Now all alarms were blaring in my head. My husband and I called our guests into the room to take a parent poll. One of our guests had a brother who is an ER doctor, and we took advantage of the relationship by texting him about our son’s strange sleepiness. The doctor responded that of course it was difficult to say without assessing our son himself, but if he wasn’t nauseated, and he was talking fine, and his head didn’t even hurt, we didn’t necessarily have to rush to the hospital.

So we let him go back to sleep.

A few hours later, our guests gone, I couldn’t sit still. Something was WRONG, and I knew it. My husband and I woke up our son again – this time he was very difficult to wake. But once up, he seemed fine: talking and walking normally, no nausea, not even a headache.

Now, some info about me. I have a lot of kids. I’ve seen a lot of injuries. I am 100% a “wait and see” kinda chick. (Consequently, I have waited a few days only to discover a child has a broken arm. Oops.) But that’s how I roll; I’m not an alarmist, and since I’ve learned that time and patience cure most ills, I rarely if ever rush to the doctor.

But my Heavenly Father insisted I take my son to the ER. A nagging, quiet feeling that pounded in my heart. So I did.

The doctors quickly assessed him and discovered a broken collarbone (hence the hurt shoulder) but they didn’t seem at all worried about his head. The comment was, “oh, he probably just bonked his noggin pretty good, but we’ll take a scan to be sure.”

And discovered a massive brain bleed.

The next few hours were a whirl. An ambulance came, lights and sirens blaring, to transfer us to Phoenix Children’s hospital. A neurologist met us in triage.
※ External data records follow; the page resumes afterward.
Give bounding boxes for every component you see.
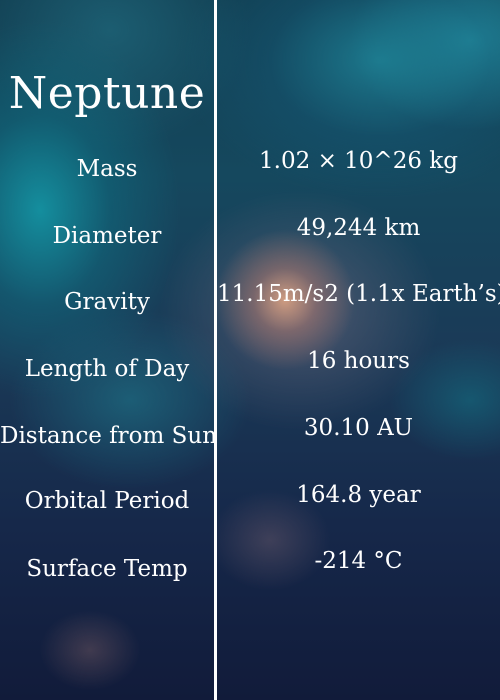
distance-from-sun-value: 30.10 AU bbox=[303, 415, 414, 441]
orbital-period-value: 164.8 year bbox=[296, 482, 421, 508]
surface-temp-label: Surface Temp bbox=[26, 556, 188, 582]
surface-temp-value: -214 °C bbox=[314, 548, 403, 574]
distance-from-sun-label: Distance from Sun bbox=[0, 423, 218, 449]
diameter-value: 49,244 km bbox=[296, 215, 421, 241]
mass-value: 1.02 × 10^26 kg bbox=[259, 148, 458, 174]
length-of-day-label: Length of Day bbox=[24, 356, 190, 382]
length-of-day-value: 16 hours bbox=[307, 348, 410, 374]
gravity-label: Gravity bbox=[64, 289, 150, 315]
diameter-label: Diameter bbox=[52, 223, 162, 249]
gravity-value: 11.15m/s2 (1.1x Earth’s) bbox=[217, 281, 500, 307]
orbital-period-label: Orbital Period bbox=[24, 488, 190, 514]
planet-title: Neptune bbox=[8, 68, 206, 119]
mass-label: Mass bbox=[76, 156, 138, 182]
Within an hour he was having brain surgery, and hours after that we were in the ICU, his head half shaved and an enormous, horse-shoe shaped scar attesting to the fact that this was no simple bonk on the noggin.

 
 

As I’ve related this traumatic experience, again and again I hear others comment: “wow, good thing you listened to your gut.” “Wow, good thing you trusted your intuition.” “Wow, that ‘Mom Feeling’ saved his life.”

No. I attest that no, it wasn’t my gut. Or intuition. Or some mysterious Mom Feeling. It was all the Father.

Because I KNOW my gut. My gut is to wait. My ‘mom feeling’ is to keep calm and see-how-you-are-in-the-morning. If I had trusted myself, my son would have died.

I testify that Heavenly Father saved my son. And I am so, so grateful.